3.9 Etika Penelitian


1. Persetujuan (Informed Concent)
Merupakan bnetuk persetujuan antara peneliti dengan subjek studi kasus peneliti dengan
memberikan lembar persetujuan informed consent tersebut diberikan sebelum penelitian
diberikan dengan memberikan lember persetujuan dengan menjadi subjek studi kasus.
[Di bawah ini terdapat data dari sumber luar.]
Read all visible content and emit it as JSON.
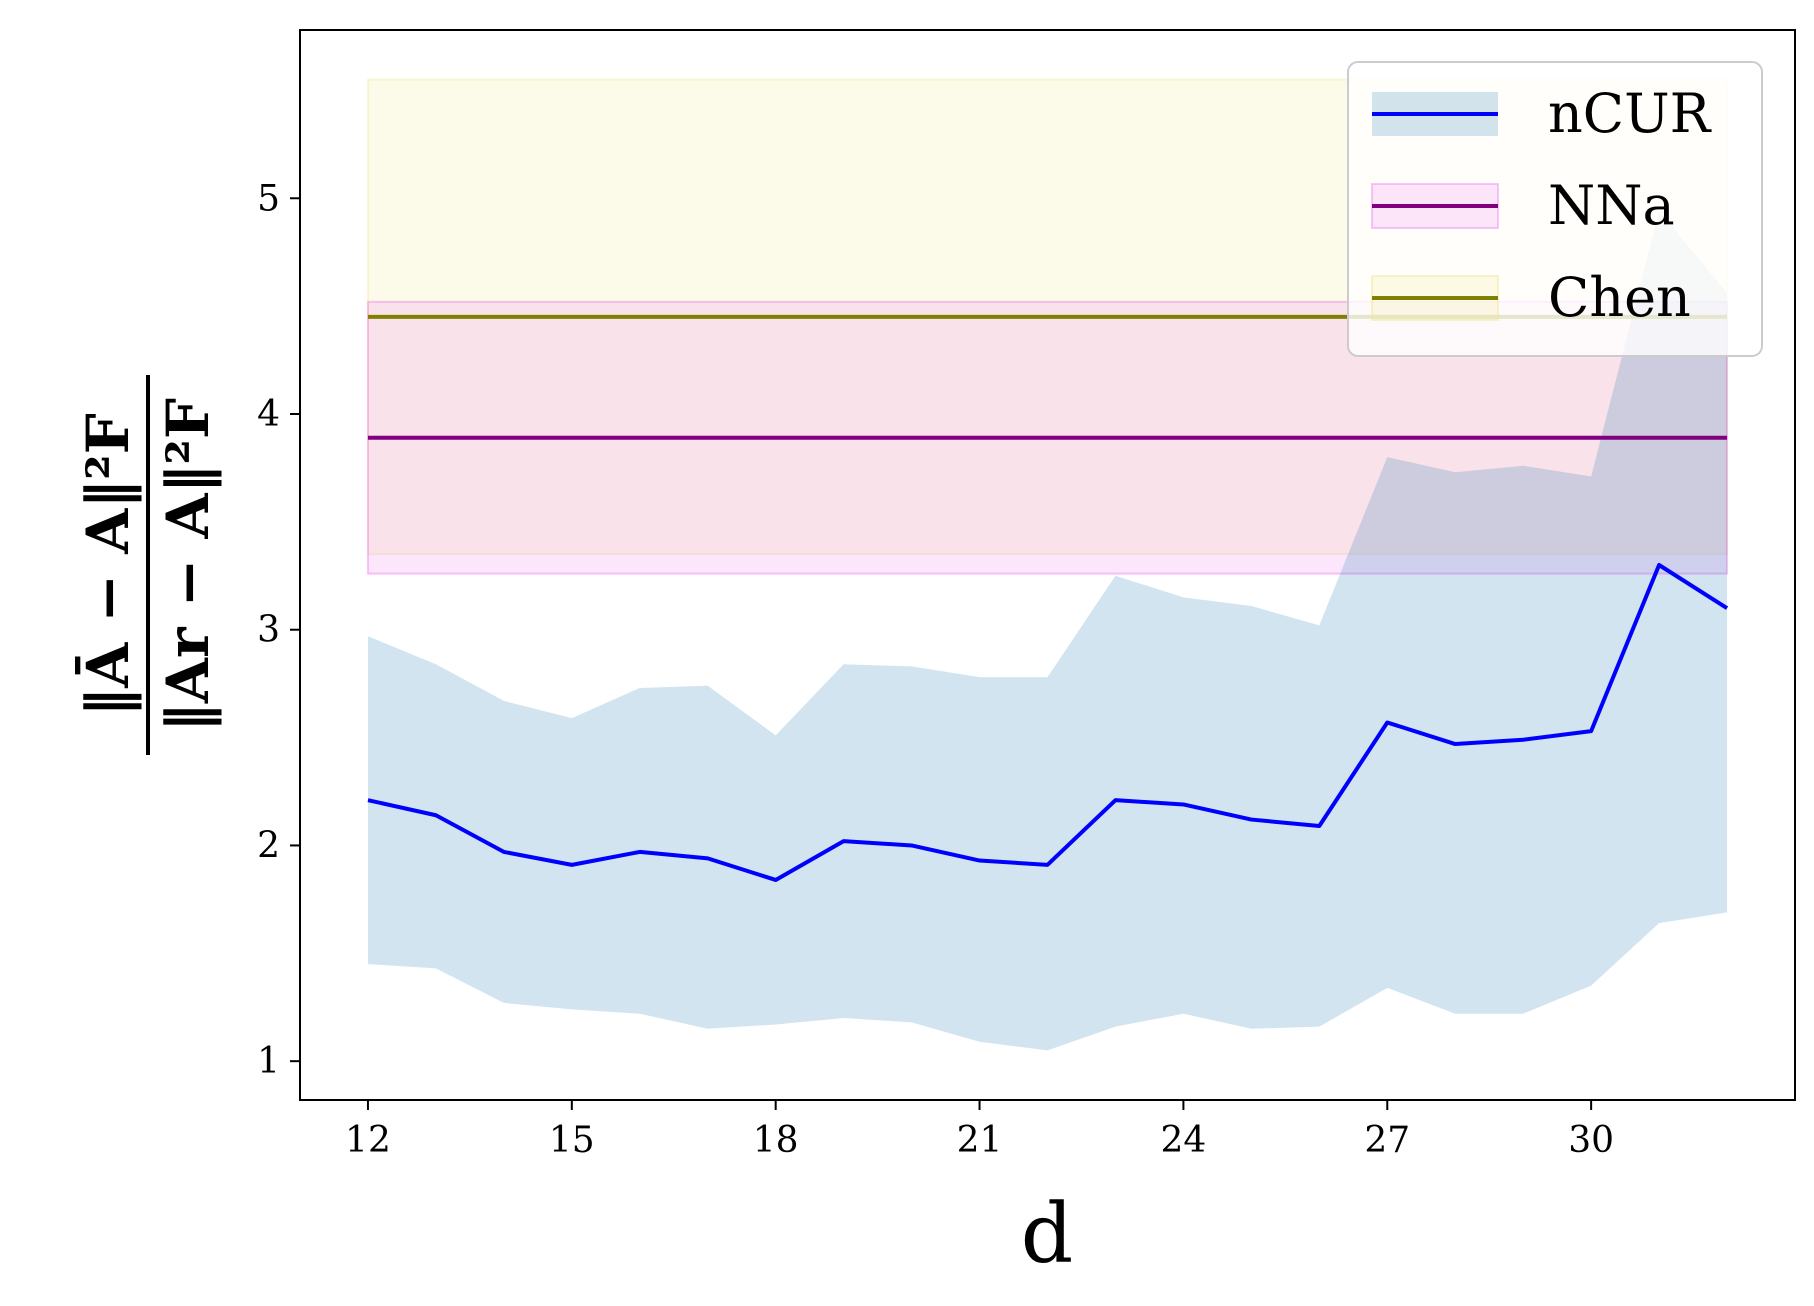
{
  "chart_data": {
    "type": "line",
    "xlabel": "d",
    "ylabel": {
      "numerator": "‖Ā − A‖²F",
      "denominator": "‖Ar − A‖²F"
    },
    "xlim": [
      11,
      33
    ],
    "ylim": [
      0.82,
      5.78
    ],
    "xticks": [
      12,
      15,
      18,
      21,
      24,
      27,
      30
    ],
    "yticks": [
      1,
      2,
      3,
      4,
      5
    ],
    "grid": false,
    "legend_position": "upper right",
    "x": [
      12,
      13,
      14,
      15,
      16,
      17,
      18,
      19,
      20,
      21,
      22,
      23,
      24,
      25,
      26,
      27,
      28,
      29,
      30,
      31,
      32
    ],
    "series": [
      {
        "name": "nCUR",
        "color": "#0000ff",
        "band_color": "#1f77b4",
        "values": [
          2.21,
          2.14,
          1.97,
          1.91,
          1.97,
          1.94,
          1.84,
          2.02,
          2.0,
          1.93,
          1.91,
          2.21,
          2.19,
          2.12,
          2.09,
          2.57,
          2.47,
          2.49,
          2.53,
          3.3,
          3.1
        ],
        "lower": [
          1.45,
          1.43,
          1.27,
          1.24,
          1.22,
          1.15,
          1.17,
          1.2,
          1.18,
          1.09,
          1.05,
          1.16,
          1.22,
          1.15,
          1.16,
          1.34,
          1.22,
          1.22,
          1.35,
          1.64,
          1.69
        ],
        "upper": [
          2.97,
          2.84,
          2.67,
          2.59,
          2.73,
          2.74,
          2.51,
          2.84,
          2.83,
          2.78,
          2.78,
          3.25,
          3.15,
          3.11,
          3.02,
          3.8,
          3.73,
          3.76,
          3.71,
          4.94,
          4.56
        ]
      },
      {
        "name": "NNa",
        "color": "#800080",
        "band_color": "#ee82ee",
        "value": 3.89,
        "lower": 3.26,
        "upper": 4.52,
        "x_range": [
          12,
          32
        ]
      },
      {
        "name": "Chen",
        "color": "#808000",
        "band_color": "#f0e68c",
        "value": 4.45,
        "lower": 3.35,
        "upper": 5.55,
        "x_range": [
          12,
          32
        ]
      }
    ]
  }
}
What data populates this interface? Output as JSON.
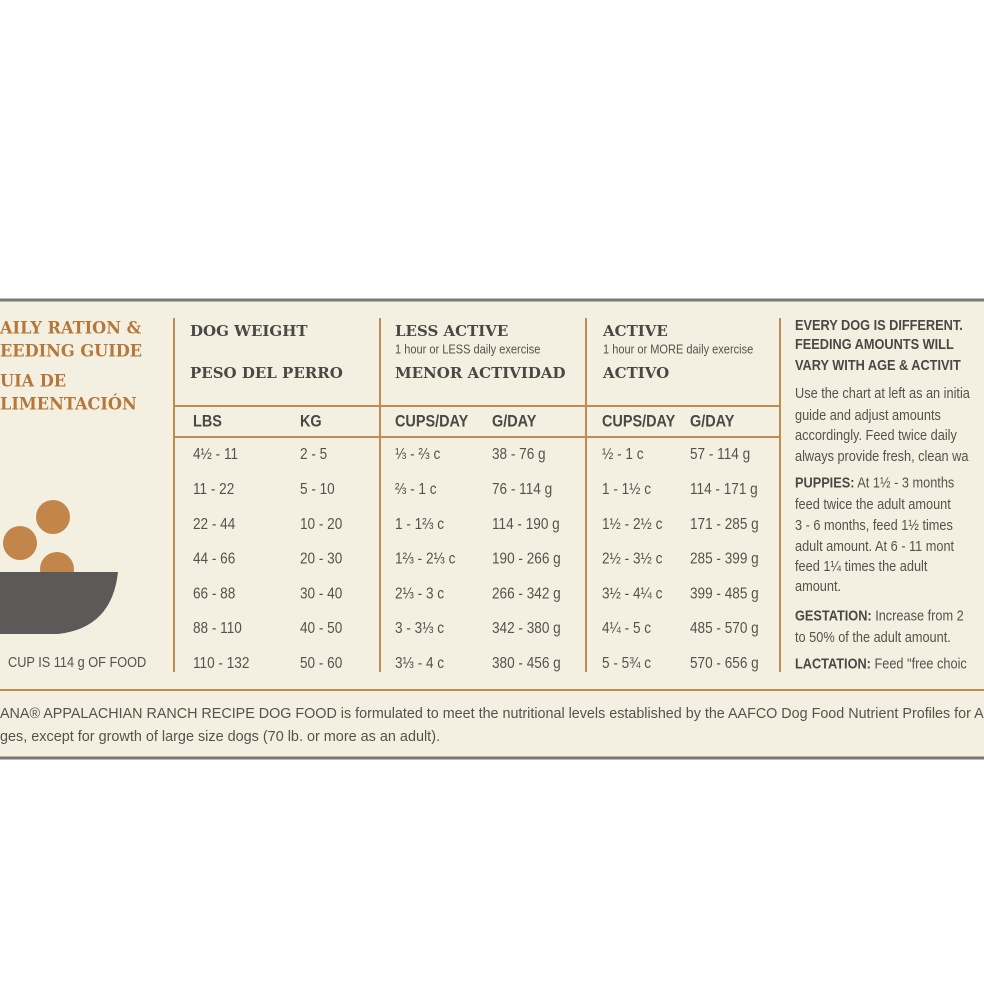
{
  "guide_title": [
    "AILY RATION &",
    "EEDING GUIDE",
    "UIA DE",
    "LIMENTACIÓN"
  ],
  "cup_note": "CUP IS 114 g OF FOOD",
  "columns": [
    {
      "title": "DOG WEIGHT",
      "subtitle": "PESO DEL PERRO"
    },
    {
      "title": "LESS ACTIVE",
      "note": "1 hour or LESS daily exercise",
      "subtitle": "MENOR ACTIVIDAD"
    },
    {
      "title": "ACTIVE",
      "note": "1 hour or MORE daily exercise",
      "subtitle": "ACTIVO"
    }
  ],
  "table": {
    "headers": [
      "LBS",
      "KG",
      "CUPS/DAY",
      "G/DAY",
      "CUPS/DAY",
      "G/DAY"
    ],
    "rows": [
      [
        "4½ - 11",
        "2 - 5",
        "⅓ - ⅔ c",
        "38 - 76 g",
        "½ - 1 c",
        "57 - 114 g"
      ],
      [
        "11 - 22",
        "5 - 10",
        "⅔ - 1 c",
        "76 - 114 g",
        "1 - 1½ c",
        "114 - 171 g"
      ],
      [
        "22 - 44",
        "10 - 20",
        "1 - 1⅔ c",
        "114 - 190 g",
        "1½ - 2½ c",
        "171 - 285 g"
      ],
      [
        "44 - 66",
        "20 - 30",
        "1⅔ - 2⅓ c",
        "190 - 266 g",
        "2½ - 3½ c",
        "285 - 399 g"
      ],
      [
        "66 - 88",
        "30 - 40",
        "2⅓ - 3 c",
        "266 - 342 g",
        "3½ - 4¼ c",
        "399 - 485 g"
      ],
      [
        "88 - 110",
        "40 - 50",
        "3 - 3⅓ c",
        "342 - 380 g",
        "4¼ - 5 c",
        "485 - 570 g"
      ],
      [
        "110 - 132",
        "50 - 60",
        "3⅓ - 4 c",
        "380 - 456 g",
        "5 - 5¾ c",
        "570 - 656 g"
      ]
    ]
  },
  "side": {
    "heading": [
      "EVERY DOG IS DIFFERENT.",
      "FEEDING AMOUNTS WILL",
      "VARY WITH AGE & ACTIVIT"
    ],
    "intro": [
      "Use the chart at left as an initia",
      "guide and adjust amounts",
      "accordingly. Feed twice daily",
      "always provide fresh, clean wa"
    ],
    "puppies": {
      "label": "PUPPIES:",
      "lines": [
        "At 1½ - 3 months",
        "feed twice the adult amount",
        "3 - 6 months, feed 1½ times",
        "adult amount. At 6 - 11 mont",
        "feed 1¼ times the adult",
        "amount."
      ]
    },
    "gestation": {
      "label": "GESTATION:",
      "lines": [
        "Increase from 2",
        "to 50% of the adult amount."
      ]
    },
    "lactation": {
      "label": "LACTATION:",
      "lines": [
        "Feed \"free choic"
      ]
    }
  },
  "footer": [
    "ANA® APPALACHIAN RANCH RECIPE DOG FOOD is formulated to meet the nutritional levels established by the AAFCO Dog Food Nutrient Profiles for All",
    "ges, except for growth of large size dogs (70 lb. or more as an adult)."
  ]
}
Tujuan informed consent adalah agar subyek mengerti maksud dan tujuan penelitian,
mengetahui dampaknya. Jika subyek bersedia, maka mereka harus menandatangani
lembar persetujuan. Jika subyek studi kasus tidak bersedia, maka peneliti harus
menghormati hak subyek studi kasus.
2. Tanpa nama (Anonimty)
Tanpa nama merupakan masalah yang memberikan jaminan dalam subyek penelitian
dengan cara tidak memberikan atau mencantumkan nama subyek studi kasus pada lembar
alat ukur atau hanya menuliskan kode pada lembar pengumpulan data atau hasil
penelitian yang diisikan.
3. Kerahasiaan (Connfidentiality)
Kerahasiaan merupakan hasil penelitian baik informalis maupun masalah-masalah
lainnya. Semua informasi yang telah dikumpulkan dijamin kerahasiaannya oleh peneliti,
hanya kelompok data tertentu yang dilaporkan pada hasil penelitian.